Jessie knelt on the wooden deck, clasping a wad of tissue paper saturated with hand sanitizer from the bottle by the kitchen sink. Sophie sat patiently on the Adirondack chair, black hair in wet ringlets clinging to her sun-kissed shoulders. She nodded, grasping the arms of the soft wooden chair dramatically.
“On three, okay?” Jessie said, damp paper towels hovering above her favorite surf pupil’s scraped knee. Sophie nodded. Jessie smiled. “One, two…”
“Arrrggghhh!” Sophie cried out, squirming in her seat as Jessie pressed the antibacterial cleanser against the scrape. “That stings!”
Jessie stifled a chuckle at her histrionics. “That means it’s working,” she reminded her. “No pain, no gain.”
“Devil woman!” Sophie grunted through gritted teeth, her tone playful. “Witch!”
Jessie laughed so hard she fell onto her butt, bikini still damp from the sea and stomach fluttering with more than just belly laughs. “Come on, Sophie,” she said, crossing her legs and patting the wet wound down until all that remained was a small, clean, disinfected scrape. “I think you’ll be able to keep the leg.”
Sophie bit her lower lip tenderly, as if fighting back the sting. “Should I put a bandage over it?”

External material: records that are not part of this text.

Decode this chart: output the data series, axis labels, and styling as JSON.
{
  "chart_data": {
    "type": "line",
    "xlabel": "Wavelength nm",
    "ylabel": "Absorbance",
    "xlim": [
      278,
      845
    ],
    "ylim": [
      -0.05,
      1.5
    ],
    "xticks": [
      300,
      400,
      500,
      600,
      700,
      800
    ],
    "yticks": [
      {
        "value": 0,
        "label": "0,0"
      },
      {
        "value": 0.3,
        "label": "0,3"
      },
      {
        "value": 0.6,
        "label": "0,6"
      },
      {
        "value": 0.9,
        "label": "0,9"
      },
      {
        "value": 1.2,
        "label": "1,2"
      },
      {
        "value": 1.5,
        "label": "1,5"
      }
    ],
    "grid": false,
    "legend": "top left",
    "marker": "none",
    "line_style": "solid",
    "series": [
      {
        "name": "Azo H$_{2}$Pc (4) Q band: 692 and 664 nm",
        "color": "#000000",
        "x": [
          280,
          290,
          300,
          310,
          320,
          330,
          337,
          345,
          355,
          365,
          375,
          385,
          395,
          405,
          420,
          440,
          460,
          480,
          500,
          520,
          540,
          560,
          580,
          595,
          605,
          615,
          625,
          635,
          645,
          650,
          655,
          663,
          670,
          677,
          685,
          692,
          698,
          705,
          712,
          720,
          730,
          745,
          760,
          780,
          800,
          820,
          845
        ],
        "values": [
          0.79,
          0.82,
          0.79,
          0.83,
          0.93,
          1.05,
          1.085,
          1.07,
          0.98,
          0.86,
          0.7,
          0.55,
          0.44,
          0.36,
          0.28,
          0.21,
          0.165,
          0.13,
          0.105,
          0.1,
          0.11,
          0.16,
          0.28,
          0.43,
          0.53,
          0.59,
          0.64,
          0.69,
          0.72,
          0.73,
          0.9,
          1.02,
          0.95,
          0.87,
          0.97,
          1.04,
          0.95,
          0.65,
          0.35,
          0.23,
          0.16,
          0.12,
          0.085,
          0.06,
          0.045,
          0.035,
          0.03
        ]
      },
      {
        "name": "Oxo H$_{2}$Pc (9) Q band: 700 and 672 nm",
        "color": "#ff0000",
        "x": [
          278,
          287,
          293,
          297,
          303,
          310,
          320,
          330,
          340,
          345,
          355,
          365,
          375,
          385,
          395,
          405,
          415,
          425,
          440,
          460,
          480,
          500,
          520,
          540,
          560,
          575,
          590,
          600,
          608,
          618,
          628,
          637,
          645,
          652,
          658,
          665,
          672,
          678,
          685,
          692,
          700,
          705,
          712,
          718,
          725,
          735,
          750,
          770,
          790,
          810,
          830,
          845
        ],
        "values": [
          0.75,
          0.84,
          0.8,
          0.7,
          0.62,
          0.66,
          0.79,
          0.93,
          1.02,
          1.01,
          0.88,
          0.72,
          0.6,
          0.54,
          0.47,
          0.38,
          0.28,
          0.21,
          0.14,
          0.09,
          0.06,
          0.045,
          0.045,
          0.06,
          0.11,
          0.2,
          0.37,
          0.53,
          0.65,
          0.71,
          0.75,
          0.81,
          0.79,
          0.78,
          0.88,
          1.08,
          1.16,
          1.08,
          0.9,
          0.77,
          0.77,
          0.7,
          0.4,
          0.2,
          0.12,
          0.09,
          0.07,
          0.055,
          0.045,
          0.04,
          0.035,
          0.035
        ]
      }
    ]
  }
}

Jessie hedged, not wanting to break the spell of sitting at Sophie’s feet, the closeness they were currently sharing, or the soft, comforting sound of the ocean at her back by leaving to grab a bandage. “I think fresh air is the best thing for it,” she bluffed, hoping Sophie wouldn’t notice.
“Is there anything you don’t know?” Sophie teased, easing back into her seat slightly and revealing a fresh, new angle of her shimmering wet bikini. Jessie struggled not to gawk as she gently traced the scrape with a bare glance of her fingertip around Sophie’s knee. Sophie tensed at first, then gradually relaxed. Jessie wondered if she’d do the same if, possibly when, she traced some other vital body part instead. The thought made her blush, even where Sophie couldn’t see.